Stationäre Therapie Die edelste Art und Weise der Genesung

Diese Woche öffnet die Clinic Bad Ragaz ihre Türen. Die luxuriöse Rehabilitationsklinik des Grand Resort Bad Ragaz bietet den Patienten eine einmalige Umgebung an, um sich zu erholen.
Fast wie im Hotel
© Vision Studio

Palisanderholz-Abdeckungen, eine Whirlwanne und Sauna – fast könnte man sich in den Ferien wähnen. Wären da nicht die kleinen Hinweise im Hotelzimmer. Das Bett lässt sich beliebig nach unten oder oben fahren, das Nachttischchen steht auf Rollen, und im Bad ist das Waschbecken etwas tiefer gelegt, sodass man sich auch im Sitzen bequem im Spiegel betrachten kann. In der neu eröffneten Clinic Bad Ragaz SG ist alles auf die Bedürfnisse von Reha-Patienten mit besonders hohen Ansprüchen abgestimmt.

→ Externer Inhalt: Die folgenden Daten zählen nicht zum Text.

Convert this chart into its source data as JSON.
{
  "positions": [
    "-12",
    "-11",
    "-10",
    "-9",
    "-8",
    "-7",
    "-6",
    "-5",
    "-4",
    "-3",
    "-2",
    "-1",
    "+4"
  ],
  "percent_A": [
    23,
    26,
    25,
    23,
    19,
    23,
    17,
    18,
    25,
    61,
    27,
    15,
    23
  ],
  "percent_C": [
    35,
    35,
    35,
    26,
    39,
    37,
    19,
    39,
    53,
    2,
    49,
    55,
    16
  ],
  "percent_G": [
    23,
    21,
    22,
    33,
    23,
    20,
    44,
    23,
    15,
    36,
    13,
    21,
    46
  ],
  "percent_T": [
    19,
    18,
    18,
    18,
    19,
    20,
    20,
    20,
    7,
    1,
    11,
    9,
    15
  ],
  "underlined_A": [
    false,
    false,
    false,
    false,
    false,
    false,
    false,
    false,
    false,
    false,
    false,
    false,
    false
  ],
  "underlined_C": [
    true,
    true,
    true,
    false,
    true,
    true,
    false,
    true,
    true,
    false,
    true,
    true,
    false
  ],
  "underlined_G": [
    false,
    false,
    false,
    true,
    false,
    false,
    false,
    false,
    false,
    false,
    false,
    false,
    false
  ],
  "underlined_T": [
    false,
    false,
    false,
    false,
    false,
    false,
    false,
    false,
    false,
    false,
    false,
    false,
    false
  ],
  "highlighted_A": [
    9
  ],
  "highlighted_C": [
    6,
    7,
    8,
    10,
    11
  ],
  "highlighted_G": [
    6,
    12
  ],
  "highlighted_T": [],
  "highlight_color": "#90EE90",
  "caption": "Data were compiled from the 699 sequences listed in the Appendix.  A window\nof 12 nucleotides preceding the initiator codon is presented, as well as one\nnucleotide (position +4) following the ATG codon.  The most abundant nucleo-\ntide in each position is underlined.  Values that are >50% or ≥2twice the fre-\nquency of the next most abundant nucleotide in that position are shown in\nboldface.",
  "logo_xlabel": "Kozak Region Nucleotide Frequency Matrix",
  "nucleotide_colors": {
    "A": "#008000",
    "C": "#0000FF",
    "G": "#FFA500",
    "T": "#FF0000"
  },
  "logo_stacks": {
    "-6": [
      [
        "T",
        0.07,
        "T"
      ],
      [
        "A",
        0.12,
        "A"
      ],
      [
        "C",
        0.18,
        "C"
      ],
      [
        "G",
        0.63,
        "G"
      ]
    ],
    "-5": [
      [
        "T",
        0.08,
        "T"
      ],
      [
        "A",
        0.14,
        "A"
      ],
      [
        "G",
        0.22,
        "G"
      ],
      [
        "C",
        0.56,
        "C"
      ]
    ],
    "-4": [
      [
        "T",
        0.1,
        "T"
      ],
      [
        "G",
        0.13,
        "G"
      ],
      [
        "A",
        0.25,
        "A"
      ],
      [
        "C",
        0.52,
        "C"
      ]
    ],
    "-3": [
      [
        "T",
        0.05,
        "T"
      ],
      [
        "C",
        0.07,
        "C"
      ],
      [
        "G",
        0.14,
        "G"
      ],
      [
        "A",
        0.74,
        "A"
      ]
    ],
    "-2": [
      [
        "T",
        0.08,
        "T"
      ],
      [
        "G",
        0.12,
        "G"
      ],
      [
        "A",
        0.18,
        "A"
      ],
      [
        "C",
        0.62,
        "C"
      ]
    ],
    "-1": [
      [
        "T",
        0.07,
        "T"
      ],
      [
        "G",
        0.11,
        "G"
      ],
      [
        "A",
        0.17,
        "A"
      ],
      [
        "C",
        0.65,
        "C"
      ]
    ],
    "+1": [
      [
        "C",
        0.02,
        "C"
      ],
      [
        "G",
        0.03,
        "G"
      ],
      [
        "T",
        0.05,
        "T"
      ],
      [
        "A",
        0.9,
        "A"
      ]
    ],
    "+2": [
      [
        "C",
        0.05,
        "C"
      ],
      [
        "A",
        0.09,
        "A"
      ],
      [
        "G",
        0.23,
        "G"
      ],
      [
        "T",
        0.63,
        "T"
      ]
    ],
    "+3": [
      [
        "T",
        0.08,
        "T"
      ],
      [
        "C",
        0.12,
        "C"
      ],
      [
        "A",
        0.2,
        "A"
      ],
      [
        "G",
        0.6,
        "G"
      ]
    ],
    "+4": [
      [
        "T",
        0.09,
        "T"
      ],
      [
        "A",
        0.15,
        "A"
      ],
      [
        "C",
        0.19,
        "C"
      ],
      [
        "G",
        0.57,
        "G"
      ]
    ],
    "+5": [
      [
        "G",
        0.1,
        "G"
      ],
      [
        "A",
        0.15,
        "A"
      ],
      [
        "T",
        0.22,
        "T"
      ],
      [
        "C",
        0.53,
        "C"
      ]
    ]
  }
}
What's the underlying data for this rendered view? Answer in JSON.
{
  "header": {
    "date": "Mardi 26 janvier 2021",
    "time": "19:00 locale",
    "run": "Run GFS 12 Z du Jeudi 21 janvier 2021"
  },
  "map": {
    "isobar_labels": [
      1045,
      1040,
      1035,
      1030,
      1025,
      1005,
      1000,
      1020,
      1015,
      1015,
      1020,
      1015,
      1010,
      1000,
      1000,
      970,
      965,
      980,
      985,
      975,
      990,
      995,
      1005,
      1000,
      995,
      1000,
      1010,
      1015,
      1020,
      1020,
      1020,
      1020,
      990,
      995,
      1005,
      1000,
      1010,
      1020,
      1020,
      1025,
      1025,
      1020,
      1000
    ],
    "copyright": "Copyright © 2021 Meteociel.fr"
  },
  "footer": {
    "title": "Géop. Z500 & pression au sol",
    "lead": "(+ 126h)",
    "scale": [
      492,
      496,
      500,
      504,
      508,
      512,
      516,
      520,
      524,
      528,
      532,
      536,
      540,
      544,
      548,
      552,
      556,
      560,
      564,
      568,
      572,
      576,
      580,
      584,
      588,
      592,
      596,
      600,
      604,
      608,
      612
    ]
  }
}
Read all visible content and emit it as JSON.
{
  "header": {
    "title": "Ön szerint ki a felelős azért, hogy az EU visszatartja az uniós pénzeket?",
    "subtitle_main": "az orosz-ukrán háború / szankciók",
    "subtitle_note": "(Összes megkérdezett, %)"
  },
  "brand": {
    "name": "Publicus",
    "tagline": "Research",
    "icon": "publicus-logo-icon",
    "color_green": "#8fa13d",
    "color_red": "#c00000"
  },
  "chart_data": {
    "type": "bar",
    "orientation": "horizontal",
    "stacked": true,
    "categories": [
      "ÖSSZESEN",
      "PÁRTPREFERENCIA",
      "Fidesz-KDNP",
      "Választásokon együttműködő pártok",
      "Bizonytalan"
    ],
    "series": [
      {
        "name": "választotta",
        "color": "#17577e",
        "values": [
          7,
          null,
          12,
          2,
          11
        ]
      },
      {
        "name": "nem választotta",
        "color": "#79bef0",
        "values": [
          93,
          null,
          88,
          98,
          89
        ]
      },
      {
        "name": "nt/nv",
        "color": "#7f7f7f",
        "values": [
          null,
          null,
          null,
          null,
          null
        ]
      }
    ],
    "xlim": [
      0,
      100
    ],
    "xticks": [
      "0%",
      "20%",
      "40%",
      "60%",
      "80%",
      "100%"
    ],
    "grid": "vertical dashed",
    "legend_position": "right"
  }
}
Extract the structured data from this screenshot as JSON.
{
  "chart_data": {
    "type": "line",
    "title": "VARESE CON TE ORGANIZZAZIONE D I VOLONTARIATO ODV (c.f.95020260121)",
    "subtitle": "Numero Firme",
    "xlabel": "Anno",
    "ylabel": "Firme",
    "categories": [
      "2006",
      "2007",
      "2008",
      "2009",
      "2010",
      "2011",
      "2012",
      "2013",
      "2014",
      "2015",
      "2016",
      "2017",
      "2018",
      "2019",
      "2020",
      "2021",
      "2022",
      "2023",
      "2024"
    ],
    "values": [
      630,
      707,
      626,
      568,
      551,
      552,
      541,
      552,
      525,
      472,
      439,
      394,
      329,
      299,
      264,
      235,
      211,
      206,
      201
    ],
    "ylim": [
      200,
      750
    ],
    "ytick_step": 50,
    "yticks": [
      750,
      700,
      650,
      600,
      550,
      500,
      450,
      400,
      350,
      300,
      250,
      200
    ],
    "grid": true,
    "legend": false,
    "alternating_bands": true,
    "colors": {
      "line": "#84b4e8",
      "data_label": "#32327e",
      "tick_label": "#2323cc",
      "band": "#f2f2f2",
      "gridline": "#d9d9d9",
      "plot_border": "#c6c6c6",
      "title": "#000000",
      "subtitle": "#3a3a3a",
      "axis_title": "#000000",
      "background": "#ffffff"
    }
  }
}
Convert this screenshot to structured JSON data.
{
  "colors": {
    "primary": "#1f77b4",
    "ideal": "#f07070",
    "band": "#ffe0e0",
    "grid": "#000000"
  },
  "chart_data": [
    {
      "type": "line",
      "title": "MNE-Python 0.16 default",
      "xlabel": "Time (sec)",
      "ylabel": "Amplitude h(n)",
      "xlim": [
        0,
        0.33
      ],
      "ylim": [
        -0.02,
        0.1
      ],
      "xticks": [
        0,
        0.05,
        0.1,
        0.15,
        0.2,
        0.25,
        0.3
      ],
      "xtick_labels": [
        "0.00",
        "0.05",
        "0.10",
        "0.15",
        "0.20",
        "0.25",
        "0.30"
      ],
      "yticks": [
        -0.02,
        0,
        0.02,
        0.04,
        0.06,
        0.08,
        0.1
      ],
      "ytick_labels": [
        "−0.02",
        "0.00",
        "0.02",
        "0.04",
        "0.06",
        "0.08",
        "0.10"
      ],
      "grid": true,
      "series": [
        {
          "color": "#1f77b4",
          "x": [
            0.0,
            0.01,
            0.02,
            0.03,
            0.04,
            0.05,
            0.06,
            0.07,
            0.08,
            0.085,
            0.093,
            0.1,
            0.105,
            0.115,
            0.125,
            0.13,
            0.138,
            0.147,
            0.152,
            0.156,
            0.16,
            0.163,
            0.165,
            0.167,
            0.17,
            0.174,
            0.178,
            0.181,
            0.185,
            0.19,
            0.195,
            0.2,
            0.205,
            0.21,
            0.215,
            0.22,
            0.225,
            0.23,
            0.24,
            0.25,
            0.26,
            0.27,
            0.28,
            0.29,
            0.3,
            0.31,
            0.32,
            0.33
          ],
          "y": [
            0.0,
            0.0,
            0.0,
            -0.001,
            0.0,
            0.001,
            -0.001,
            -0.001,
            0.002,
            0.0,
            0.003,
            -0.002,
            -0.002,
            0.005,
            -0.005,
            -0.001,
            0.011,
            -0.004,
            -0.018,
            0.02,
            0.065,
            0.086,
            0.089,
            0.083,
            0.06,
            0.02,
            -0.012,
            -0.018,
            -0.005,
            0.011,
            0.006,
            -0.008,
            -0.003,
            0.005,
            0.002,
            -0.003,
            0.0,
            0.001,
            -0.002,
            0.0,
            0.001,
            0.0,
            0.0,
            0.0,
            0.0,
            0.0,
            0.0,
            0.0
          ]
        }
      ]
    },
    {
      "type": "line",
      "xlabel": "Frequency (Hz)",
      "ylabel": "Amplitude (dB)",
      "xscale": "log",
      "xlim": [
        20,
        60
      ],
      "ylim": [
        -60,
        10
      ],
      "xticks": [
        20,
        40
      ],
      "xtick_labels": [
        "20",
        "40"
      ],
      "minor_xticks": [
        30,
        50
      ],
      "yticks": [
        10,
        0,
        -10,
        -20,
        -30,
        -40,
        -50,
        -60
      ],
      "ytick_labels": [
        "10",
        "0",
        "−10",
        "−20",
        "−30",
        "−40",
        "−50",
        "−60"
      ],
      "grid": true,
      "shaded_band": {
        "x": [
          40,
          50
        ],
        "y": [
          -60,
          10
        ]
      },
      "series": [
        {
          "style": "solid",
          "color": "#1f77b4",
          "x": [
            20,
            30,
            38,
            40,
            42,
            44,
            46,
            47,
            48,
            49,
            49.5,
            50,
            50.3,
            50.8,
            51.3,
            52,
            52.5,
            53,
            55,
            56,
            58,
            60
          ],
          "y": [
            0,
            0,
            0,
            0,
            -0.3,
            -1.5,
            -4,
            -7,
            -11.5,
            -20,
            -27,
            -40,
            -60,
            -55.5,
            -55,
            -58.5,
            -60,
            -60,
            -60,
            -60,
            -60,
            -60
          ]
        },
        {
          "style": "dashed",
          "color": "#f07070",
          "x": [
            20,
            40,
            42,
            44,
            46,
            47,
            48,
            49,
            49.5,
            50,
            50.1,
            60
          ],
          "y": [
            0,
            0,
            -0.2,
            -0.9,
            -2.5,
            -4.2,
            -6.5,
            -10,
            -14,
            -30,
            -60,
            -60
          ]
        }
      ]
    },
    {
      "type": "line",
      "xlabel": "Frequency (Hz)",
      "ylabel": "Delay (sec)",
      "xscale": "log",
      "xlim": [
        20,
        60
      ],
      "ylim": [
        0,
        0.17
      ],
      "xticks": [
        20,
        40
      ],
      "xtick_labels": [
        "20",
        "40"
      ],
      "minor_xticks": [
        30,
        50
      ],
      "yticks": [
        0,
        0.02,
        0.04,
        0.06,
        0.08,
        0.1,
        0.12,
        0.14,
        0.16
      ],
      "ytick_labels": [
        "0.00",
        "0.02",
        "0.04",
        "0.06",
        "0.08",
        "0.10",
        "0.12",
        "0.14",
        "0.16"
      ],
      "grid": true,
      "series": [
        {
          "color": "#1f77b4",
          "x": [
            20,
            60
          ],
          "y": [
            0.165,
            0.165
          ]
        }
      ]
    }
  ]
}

Die Zimmer sind mit den notwendigen Notruf- und Überwachungssystemen ausgestattet, die Betten wurden eigens für die neue Klinik entworfen. Sie vereinen die Funktionen eines Spitalbetts mit dem Komfort eines Hotelbetts: Der Härtegrad der Matratze kann von jedem Gast individuell angepasst werden. Ein Zimmer kann sogar als Schlaflabor genutzt werden. Der Gang in einen sterilen Spital bleibt einem so erspart. Die diplomierten Fachkräfte sorgen für eine Rundumpflege – während 24 Stunden. «Wir bieten die einzigartige Kombination aus stationärer Rehabilitation, höchster Qualität und exklusivem Betreuungsangebot auf 5-Sterne-Niveau», sagt Direktorin Daniela Krienbühl. Das Besondere: Die neue Klinik kann von dem bereits bestehenden medizinischen Angebot des Grand Resort Bad Ragaz profitieren.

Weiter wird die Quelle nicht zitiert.